Fuente: Néstor Barrón

066. Anónimo (patagon)

[i] Etnia muy relacionada con los mapuches que habitó la zona más austral de Chile, aproxima-damente desde el río Toltén hasta el Golfo de Corcovado. "Huilliche" significa, justamente, la gente del sur" (de willi= sur, y che= gente).
[ii] Nombre de origen huilliche que significa "seis avestruces".
[iii] Nombre de origen huillíche que significa "cara enrojecida".
[iv] Nombre aborigen del tigre americano (Panthera onca), el mayor felino de América y uno de los más corpulentos carnívoros del mundo.
[v] Conjuro para alejar a un espíritu maligno, cuyo significado aproximado es: “¡He aquí que te conjuro: a que te vayas sin poder negarte! ¡Este pobre enfermo no te ha hecho nada, mientras que tú lo haces padecer tanto!".
[vi] El nombre está compuesto de piwen= seco y che= tierra.
[vii] Nombre de origen huilliche que significa "flor de oro".
[viii] Este vocablo podría traducirse como "el que domina los poderes felinos", o, más poéticamente, «el amo de los felinos".

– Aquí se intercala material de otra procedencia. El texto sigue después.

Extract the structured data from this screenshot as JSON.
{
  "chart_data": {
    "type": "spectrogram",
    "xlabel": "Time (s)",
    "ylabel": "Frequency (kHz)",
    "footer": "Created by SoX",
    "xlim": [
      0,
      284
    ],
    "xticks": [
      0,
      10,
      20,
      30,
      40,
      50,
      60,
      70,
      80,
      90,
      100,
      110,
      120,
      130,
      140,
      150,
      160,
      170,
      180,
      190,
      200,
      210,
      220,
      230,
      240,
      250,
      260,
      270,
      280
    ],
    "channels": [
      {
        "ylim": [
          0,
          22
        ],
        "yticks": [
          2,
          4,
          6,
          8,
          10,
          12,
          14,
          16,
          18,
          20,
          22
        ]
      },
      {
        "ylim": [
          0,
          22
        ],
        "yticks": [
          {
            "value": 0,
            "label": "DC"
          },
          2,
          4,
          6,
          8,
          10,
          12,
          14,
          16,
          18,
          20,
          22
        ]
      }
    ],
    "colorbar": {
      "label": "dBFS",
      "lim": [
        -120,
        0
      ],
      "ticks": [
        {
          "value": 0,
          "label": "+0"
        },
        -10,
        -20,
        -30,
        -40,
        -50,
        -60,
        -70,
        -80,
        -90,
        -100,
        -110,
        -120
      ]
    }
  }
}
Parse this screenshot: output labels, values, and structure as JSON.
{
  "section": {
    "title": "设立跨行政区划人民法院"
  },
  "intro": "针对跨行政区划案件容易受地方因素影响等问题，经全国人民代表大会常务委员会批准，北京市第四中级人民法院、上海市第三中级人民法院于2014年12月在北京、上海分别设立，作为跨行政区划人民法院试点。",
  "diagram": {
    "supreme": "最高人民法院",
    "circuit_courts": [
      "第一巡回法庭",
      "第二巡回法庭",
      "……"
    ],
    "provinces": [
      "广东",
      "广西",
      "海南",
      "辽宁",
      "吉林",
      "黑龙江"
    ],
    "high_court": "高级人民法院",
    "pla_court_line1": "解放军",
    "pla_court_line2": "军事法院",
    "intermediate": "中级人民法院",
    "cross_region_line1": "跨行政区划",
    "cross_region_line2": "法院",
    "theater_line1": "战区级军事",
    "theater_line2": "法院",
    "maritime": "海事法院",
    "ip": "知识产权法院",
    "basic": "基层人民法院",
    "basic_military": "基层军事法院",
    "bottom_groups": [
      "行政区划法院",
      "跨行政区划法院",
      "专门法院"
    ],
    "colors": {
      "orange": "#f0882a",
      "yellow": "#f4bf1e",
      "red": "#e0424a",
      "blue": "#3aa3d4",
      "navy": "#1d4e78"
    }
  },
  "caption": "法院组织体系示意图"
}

[ix] El huiño es una especie de gato salvaje pequeño, conocido también como kodkod y cuya denominación científica es Oncifelis guigna. Presenta un largo de cabeza y cuerpo de entre 40 y 52 cm, un largo de cola de aproximadamente 17 a 23 cm, y pesa de 2 a 3 kilogramos. Es uno de los felinos menos estudiados, incluso se conoce muy poco de su biología. Al parecer presenta hábitos nocturnos, es un ágil trepador y muy arborícola.
[x] Fuego que sale chispeando.
[xi] Una de las artes secretas de las machi.